Diagram of a competitive ELISA


Why use a direct vs indirect ELISA?

The difference in a direct vs indirect ELISA is in the detection method of the immobilized antigen on an ELISA plate. Direct ELISAs use a conjugated primary antibody, while indirect ELISAs include an additional amplification step. In an indirect ELISA, an unconjugated primary antibody binds to the antigen, then a labeled secondary antibody directed against the host species of the primary antibody binds to the primary antibody. Indirect ELISAs can be more sensitive than direct ELISA detection methods due to the amplification step, but there is also the risk of cross-reactivity with the antigen, which could cause higher background. Indirect ELISAs also take longer due to the extra step. An advantage to using indirect detection is that you can use the same secondary antibody for multiple different assays, eliminating the need to conjugate primary antibodies for every ELISA.

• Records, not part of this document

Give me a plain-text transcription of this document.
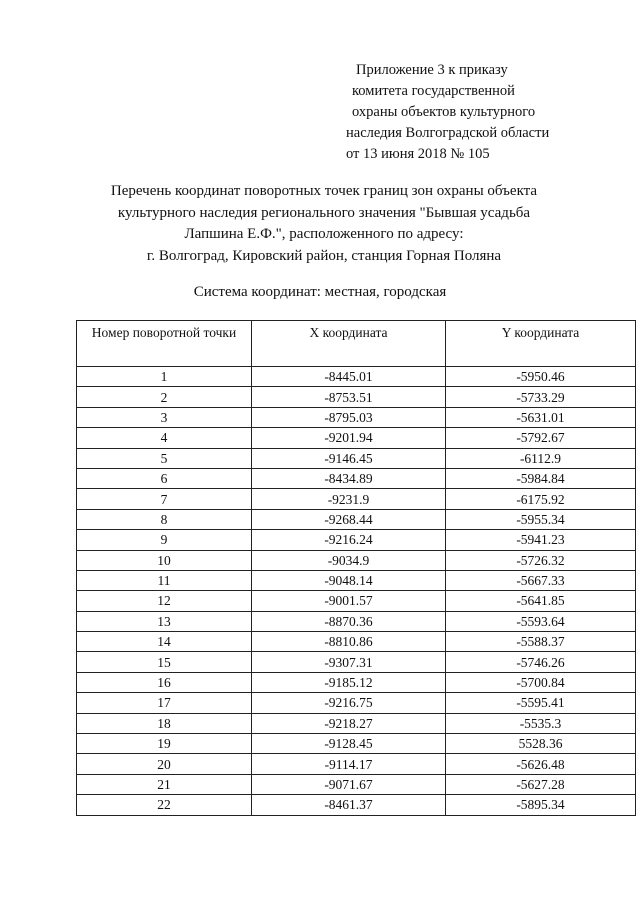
Приложение 3 к приказу
комитета государственной
охраны объектов культурного
наследия Волгоградской области
от 13 июня 2018 № 105
Перечень координат поворотных точек границ зон охраны объекта
культурного наследия регионального значения "Бывшая усадьба
Лапшина Е.Ф.", расположенного по адресу:
г. Волгоград, Кировский район, станция Горная Поляна
Система координат: местная, городская
Номер поворотной точки	X координата	Y координата
1	-8445.01	-5950.46
2	-8753.51	-5733.29
3	-8795.03	-5631.01
4	-9201.94	-5792.67
5	-9146.45	-6112.9
6	-8434.89	-5984.84
7	-9231.9	-6175.92
8	-9268.44	-5955.34
9	-9216.24	-5941.23
10	-9034.9	-5726.32
11	-9048.14	-5667.33
12	-9001.57	-5641.85
13	-8870.36	-5593.64
14	-8810.86	-5588.37
15	-9307.31	-5746.26
16	-9185.12	-5700.84
17	-9216.75	-5595.41
18	-9218.27	-5535.3
19	-9128.45	5528.36
20	-9114.17	-5626.48
21	-9071.67	-5627.28
22	-8461.37	-5895.34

Why use an ELISA over other techniques?

There are many different immunoassay platforms available to measure to quantitate protein levels in biological fluids. ELISAs are preferred in many cases due to their sensitivity, specificity, accuracy, and ability to tolerate harsh buffers or pretreatments. Comparing an ELISA to a Western blot, sandwich ELISAs use 2 specific antibodies rather than one and allow for completely quantitative results, while a Western blot can see non-specific bands and are semi-quantitative at best. An advantage of ELISAs over different multiplexing platforms is the ability to customize the assay for that antigen and not having to worry about many other antibodies and proteins working together. The potential of observing cross-reactivity or interference is minimized and you can push the sensitivity limits.

Why is an ELISA test so sensitive?

ELISAs tend to be the most sensitive immunoassays due to the binding characteristics of the antibodies and the amplification or different read-out systems used.  Sample volumes can also be adjusted when you have a very low abundant protein.  As discussed above, indirect ELISAs allow for the amplification of signal by using a secondary antibody.  Other amplification systems can also be used in ELISAs to make High Sensitivity ELISA Kits, where an additional amplification step is used to increase the sensitivity.  Examples of these extra amplification systems are Alkaline Phosphatase or and Streptavidin HPR polymer.